· The International Islamic Trade Finance Corporation (ITFC) a member of the Islamic Development Bank (IDB) Group, has entered into a Murabaha financing agreement with Coris Bank International (CBI) of Burkina Faso.
· The Euro 20 million agreement is part of its West Africa SMEs Program, aimed at improving access to finance for SMEs in the region.
The International Islamic Trade Finance Corporation (ITFC) a member of the Islamic Development Bank (IDB) Group, has entered into a Murabaha financing agreement with Coris Bank International (CBI) of Burkina Faso. The Euro 20 million agreement is part of its West Africa SMEs Program, aimed at improving access to finance for SMEs in the region.This latest agreement is the fifth in a series of agreements signed between ITFC and CBI amounting to more than US$62 million.
ITFC’s West Africa SMEs Program focussing on the West African Economic & Monetary Union (WAEMU) zone includes Burkina Faso, Benin, Côte d’Ivoire, Guinea-Bissau, Mali, Niger, Senegal, and Togo. According to official statistics, SMEs consisted of 90% of businesses and provided 80% of private-sector jobs in West Africa. However, they face several challenges such as difficulty in convincing financial institutions of the creditworthiness of their businesses and financing requests. ITFC’s West Africa SMEs Program supports entrepreneurs in the region to promote business viability through capacity development training in the crucial areas of accounting and finance, business plan development, and management best practices etc. It also supports banks to strengthen SME lending practices and modernize assessment tools and lending processes.

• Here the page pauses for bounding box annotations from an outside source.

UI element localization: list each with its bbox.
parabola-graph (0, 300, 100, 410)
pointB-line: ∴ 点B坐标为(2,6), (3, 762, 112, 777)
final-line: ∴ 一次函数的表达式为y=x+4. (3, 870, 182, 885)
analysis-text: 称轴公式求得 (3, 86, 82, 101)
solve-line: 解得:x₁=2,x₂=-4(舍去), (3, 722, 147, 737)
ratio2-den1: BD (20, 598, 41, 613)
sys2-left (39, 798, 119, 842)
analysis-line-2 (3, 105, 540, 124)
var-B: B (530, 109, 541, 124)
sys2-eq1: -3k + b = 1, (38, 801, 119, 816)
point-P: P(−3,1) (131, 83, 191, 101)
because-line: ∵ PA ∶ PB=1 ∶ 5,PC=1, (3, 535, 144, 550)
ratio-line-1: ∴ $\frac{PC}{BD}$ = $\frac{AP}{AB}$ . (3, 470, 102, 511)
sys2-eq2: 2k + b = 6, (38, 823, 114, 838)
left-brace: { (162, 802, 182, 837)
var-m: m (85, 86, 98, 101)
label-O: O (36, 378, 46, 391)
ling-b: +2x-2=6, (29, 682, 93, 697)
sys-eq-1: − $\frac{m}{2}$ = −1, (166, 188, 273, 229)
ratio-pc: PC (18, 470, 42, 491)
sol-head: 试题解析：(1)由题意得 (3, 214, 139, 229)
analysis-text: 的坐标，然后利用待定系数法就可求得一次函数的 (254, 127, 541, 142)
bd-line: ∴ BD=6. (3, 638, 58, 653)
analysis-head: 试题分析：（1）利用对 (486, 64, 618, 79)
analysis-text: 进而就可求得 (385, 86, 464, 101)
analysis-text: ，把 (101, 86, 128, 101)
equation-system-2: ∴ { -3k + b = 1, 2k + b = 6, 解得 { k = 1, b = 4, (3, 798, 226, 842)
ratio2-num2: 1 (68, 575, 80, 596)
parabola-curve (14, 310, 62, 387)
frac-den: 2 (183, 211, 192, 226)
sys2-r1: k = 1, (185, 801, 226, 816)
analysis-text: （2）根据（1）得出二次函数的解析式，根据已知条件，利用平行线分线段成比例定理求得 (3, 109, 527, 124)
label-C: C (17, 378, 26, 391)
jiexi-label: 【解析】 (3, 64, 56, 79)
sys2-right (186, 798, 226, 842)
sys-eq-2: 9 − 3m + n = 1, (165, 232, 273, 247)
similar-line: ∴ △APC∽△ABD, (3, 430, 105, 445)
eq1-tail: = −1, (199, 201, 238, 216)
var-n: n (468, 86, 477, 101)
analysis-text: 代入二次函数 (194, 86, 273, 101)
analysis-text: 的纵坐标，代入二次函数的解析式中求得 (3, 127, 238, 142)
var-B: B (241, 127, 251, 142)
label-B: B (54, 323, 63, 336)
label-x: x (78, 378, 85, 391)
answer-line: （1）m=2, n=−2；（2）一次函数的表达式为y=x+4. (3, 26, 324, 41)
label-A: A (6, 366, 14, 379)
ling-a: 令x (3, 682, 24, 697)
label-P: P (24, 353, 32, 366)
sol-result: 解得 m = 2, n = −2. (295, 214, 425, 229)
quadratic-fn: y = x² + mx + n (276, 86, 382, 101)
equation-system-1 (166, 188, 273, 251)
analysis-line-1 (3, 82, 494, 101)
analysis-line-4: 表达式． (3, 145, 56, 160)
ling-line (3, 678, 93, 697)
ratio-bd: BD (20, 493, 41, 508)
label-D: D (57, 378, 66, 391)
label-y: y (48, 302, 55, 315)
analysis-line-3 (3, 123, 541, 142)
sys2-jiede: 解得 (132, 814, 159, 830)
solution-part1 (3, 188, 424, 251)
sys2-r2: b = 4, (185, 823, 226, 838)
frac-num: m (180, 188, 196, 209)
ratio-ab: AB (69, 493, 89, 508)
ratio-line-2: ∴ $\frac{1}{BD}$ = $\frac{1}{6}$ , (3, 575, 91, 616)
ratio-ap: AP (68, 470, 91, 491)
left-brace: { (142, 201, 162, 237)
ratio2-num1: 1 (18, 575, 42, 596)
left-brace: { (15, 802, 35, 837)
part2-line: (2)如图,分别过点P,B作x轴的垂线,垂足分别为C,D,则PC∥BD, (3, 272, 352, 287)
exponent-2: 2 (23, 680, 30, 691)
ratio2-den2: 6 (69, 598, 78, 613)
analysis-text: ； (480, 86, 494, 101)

ITFC’s CEO, Eng. Hani Salem Sonbol said that In Burkina Faso, the initial pilot initiative was rolled out in 2018 when the Government of Burkina Faso signed a five-year US$1.5 billion framework agreement to drive trade development in the country. Since 2008, ITFC has approved a total of US$2 billion in trade financing for Burkina Faso. The Program he said has already proved to be beneficial in reducing the trade finance gap for local businesses by enhancing entrepreneurial capacity and increasing their business viability. It is hoped that the latest financing will further boost the country’s efforts to diversify its economy and strengthen private sector growth.